# West Palm/Jupiter FL rides?



## Gripped (Nov 27, 2002)

I'm visiting family over the holidays in Jupiter. I'm considering bringing my bike. Anyone knwo of some good rides and group rides in the area? Consider my ability as a reasonably good cat 3.

Thanks


----------



## lookrider (Dec 3, 2006)

Call up these guys. They might be able to direct you.
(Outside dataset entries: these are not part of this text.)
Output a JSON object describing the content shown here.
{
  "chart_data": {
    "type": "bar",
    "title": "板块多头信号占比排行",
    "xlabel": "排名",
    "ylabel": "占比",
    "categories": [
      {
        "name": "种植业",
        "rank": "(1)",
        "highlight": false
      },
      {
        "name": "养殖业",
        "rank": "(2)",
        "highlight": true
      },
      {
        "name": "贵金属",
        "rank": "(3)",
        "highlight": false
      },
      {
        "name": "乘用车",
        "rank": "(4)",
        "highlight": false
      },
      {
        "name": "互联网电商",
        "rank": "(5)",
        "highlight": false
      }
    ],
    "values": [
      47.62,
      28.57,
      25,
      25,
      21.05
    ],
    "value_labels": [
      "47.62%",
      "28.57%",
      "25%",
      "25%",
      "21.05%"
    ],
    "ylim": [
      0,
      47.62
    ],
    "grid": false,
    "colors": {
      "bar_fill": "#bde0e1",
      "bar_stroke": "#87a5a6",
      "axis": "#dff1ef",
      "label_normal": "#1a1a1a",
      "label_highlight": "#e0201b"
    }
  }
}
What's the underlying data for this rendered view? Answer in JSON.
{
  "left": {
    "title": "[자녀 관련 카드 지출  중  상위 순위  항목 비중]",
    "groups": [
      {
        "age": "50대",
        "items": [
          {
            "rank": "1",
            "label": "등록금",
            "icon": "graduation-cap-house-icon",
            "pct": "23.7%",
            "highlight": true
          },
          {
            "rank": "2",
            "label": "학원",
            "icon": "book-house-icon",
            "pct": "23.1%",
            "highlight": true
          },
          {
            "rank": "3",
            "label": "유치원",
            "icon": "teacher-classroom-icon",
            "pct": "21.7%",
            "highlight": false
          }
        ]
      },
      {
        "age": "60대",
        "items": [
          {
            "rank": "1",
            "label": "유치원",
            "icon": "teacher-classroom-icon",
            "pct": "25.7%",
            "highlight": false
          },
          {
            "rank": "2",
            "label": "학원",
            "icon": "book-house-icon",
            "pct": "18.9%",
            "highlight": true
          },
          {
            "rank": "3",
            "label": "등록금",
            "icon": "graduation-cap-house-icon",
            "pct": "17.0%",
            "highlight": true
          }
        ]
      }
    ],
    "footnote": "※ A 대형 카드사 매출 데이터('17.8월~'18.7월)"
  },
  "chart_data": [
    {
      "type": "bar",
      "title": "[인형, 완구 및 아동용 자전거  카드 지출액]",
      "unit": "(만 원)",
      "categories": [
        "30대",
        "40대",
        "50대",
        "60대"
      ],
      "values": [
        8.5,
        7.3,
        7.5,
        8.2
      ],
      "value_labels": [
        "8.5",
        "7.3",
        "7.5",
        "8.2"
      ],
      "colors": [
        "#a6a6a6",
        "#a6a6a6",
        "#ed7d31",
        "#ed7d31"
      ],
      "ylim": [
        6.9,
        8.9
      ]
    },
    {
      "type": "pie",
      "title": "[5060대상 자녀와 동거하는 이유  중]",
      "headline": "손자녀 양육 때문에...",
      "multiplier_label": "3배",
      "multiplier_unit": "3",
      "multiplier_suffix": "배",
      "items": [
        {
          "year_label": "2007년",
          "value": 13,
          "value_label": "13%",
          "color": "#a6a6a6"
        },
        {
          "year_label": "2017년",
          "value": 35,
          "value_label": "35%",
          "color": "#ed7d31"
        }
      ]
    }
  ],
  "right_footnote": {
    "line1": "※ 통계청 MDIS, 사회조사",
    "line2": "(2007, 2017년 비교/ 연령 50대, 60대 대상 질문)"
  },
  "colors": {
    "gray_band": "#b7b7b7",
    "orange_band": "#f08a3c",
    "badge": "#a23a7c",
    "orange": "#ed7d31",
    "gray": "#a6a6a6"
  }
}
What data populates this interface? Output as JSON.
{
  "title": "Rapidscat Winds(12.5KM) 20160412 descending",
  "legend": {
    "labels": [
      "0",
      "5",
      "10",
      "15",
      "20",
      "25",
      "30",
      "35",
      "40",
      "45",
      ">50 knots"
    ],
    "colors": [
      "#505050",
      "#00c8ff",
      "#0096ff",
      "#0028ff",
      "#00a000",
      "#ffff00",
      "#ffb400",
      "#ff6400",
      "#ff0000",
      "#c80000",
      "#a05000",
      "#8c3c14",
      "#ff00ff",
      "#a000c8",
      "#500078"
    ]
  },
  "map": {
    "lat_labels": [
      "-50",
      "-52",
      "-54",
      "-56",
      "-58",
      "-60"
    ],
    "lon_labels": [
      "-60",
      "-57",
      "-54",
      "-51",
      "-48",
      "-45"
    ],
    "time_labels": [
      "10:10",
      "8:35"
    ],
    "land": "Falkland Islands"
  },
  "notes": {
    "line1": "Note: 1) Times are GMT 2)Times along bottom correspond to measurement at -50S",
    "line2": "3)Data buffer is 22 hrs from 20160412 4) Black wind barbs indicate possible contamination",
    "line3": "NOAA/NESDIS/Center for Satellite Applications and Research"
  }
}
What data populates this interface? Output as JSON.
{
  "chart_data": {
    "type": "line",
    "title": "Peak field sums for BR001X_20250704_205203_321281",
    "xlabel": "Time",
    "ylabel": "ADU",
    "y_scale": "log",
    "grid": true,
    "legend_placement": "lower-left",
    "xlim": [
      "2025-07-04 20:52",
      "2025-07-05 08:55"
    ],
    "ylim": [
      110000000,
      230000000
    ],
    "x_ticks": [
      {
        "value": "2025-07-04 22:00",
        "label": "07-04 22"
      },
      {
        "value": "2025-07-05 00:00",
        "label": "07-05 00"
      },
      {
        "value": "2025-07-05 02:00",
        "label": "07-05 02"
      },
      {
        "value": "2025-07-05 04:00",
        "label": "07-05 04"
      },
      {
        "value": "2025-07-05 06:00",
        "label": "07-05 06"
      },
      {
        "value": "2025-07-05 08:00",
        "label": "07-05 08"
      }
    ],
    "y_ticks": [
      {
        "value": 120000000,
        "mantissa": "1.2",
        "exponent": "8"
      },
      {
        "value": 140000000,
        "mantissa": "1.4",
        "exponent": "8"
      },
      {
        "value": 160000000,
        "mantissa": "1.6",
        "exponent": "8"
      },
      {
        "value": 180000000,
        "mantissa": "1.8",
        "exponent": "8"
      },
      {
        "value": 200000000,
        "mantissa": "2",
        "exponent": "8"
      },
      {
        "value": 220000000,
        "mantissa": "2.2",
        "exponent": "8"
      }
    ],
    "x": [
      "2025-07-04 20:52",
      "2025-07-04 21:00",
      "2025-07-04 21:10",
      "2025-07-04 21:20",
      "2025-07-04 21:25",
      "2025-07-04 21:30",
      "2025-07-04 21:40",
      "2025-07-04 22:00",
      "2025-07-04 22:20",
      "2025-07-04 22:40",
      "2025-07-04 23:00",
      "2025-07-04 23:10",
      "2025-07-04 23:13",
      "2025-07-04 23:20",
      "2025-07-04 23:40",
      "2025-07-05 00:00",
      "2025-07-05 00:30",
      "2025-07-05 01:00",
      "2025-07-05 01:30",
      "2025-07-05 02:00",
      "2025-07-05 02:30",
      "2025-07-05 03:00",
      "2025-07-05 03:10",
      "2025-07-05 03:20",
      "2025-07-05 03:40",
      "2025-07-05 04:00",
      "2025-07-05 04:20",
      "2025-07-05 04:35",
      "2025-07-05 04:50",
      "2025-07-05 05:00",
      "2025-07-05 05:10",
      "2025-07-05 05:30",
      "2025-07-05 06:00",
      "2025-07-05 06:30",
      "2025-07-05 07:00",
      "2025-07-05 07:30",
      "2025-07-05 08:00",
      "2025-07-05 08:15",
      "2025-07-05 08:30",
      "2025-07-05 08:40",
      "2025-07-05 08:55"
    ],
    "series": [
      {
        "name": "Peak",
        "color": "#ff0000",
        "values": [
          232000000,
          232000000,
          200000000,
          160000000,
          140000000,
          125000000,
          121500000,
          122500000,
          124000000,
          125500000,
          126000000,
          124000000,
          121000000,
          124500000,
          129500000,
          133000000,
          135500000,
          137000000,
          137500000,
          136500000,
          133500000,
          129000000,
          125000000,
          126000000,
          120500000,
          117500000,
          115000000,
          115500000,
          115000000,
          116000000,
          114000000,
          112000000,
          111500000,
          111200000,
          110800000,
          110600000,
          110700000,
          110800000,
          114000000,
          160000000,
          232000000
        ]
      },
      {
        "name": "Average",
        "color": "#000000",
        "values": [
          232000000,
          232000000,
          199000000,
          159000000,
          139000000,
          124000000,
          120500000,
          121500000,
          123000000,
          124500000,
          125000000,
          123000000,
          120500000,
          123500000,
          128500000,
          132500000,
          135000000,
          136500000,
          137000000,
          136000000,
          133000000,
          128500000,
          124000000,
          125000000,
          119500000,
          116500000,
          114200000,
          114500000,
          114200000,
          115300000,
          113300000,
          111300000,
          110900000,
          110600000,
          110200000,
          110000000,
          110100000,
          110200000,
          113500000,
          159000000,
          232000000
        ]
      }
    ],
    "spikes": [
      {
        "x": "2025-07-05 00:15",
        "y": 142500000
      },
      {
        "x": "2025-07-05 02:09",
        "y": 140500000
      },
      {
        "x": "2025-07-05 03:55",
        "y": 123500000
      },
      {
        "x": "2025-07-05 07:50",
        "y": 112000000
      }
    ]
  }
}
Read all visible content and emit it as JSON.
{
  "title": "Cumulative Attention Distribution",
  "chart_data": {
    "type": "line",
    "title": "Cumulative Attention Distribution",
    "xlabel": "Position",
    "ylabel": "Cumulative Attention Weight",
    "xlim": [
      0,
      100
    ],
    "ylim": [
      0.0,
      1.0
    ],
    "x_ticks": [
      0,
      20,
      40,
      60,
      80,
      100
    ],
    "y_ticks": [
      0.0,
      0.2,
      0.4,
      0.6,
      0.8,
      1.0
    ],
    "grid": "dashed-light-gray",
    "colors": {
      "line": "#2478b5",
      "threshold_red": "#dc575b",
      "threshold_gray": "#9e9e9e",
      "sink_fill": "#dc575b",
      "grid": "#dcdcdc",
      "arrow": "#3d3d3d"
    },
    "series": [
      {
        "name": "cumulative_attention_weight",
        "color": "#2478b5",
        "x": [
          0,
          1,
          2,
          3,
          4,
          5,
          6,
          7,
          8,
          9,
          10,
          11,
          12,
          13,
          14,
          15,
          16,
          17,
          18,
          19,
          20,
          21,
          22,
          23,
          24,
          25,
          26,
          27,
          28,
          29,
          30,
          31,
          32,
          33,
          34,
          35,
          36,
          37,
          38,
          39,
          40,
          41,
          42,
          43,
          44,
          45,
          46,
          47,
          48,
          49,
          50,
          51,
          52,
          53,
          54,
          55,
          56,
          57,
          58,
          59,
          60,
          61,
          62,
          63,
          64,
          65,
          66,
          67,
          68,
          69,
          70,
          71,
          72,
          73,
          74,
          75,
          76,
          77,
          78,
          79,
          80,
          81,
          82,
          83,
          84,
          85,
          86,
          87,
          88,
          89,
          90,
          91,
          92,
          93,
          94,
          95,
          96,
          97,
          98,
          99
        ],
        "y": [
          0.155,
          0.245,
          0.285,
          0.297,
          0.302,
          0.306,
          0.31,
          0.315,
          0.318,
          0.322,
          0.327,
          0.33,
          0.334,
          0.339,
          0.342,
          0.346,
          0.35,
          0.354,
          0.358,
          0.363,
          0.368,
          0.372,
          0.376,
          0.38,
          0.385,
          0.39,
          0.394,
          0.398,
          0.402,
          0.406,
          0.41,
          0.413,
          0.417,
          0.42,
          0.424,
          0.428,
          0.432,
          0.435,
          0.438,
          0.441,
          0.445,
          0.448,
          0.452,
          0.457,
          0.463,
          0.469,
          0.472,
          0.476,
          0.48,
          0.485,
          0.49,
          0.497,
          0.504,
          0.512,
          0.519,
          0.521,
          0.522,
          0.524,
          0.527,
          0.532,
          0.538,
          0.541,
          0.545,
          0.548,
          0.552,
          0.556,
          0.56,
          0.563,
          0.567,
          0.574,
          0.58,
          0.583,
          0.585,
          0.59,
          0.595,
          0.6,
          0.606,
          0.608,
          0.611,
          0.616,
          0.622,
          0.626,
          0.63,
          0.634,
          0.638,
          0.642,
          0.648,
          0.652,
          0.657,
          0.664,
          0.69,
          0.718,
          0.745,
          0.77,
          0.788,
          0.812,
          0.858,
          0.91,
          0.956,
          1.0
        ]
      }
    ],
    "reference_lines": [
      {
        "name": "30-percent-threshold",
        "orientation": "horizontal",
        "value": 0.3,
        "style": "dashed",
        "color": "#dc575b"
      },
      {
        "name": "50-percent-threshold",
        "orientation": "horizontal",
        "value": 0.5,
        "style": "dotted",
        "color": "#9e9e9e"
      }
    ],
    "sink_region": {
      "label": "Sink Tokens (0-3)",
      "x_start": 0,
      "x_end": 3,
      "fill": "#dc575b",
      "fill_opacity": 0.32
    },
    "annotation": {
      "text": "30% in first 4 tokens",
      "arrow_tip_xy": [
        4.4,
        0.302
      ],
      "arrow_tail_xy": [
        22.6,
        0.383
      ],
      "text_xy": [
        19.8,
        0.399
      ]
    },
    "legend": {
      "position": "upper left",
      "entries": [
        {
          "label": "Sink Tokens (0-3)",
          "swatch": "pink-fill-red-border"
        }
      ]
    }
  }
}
http://www.theracersedge.net/contact.htm

http://www.geocities.com/johnkwas40/sched.html


----------



## anthemracer (Nov 13, 2007)

I will be in jupiter from 12/30-1/1. Jupiter island to the north is really nice. As you go south it starts to get really busy (traffic). If your going to be around let me know. We could probably drum something up for one morning...


----------



## Nigel (Jun 5, 2005)

i used to live in jupiter, call j town bikes or cycle science for some ride info. There is always a saturday and sunday ride that meets near jupiter beach. starts around 7 or 730, i cant recall. The ride can be fast pasted or slower depending on how frisky everyone is feeling.


----------



## dookie (Oct 1, 2007)

i posted similarly a while back & didn't turn up much. iI'll be there sat.-sat. for the holidays. drop me a line if you want to catch up, otherwise look for a black fixed-gear on the A1A (pretty much all there is), somewhere between boca and jupiter island.


----------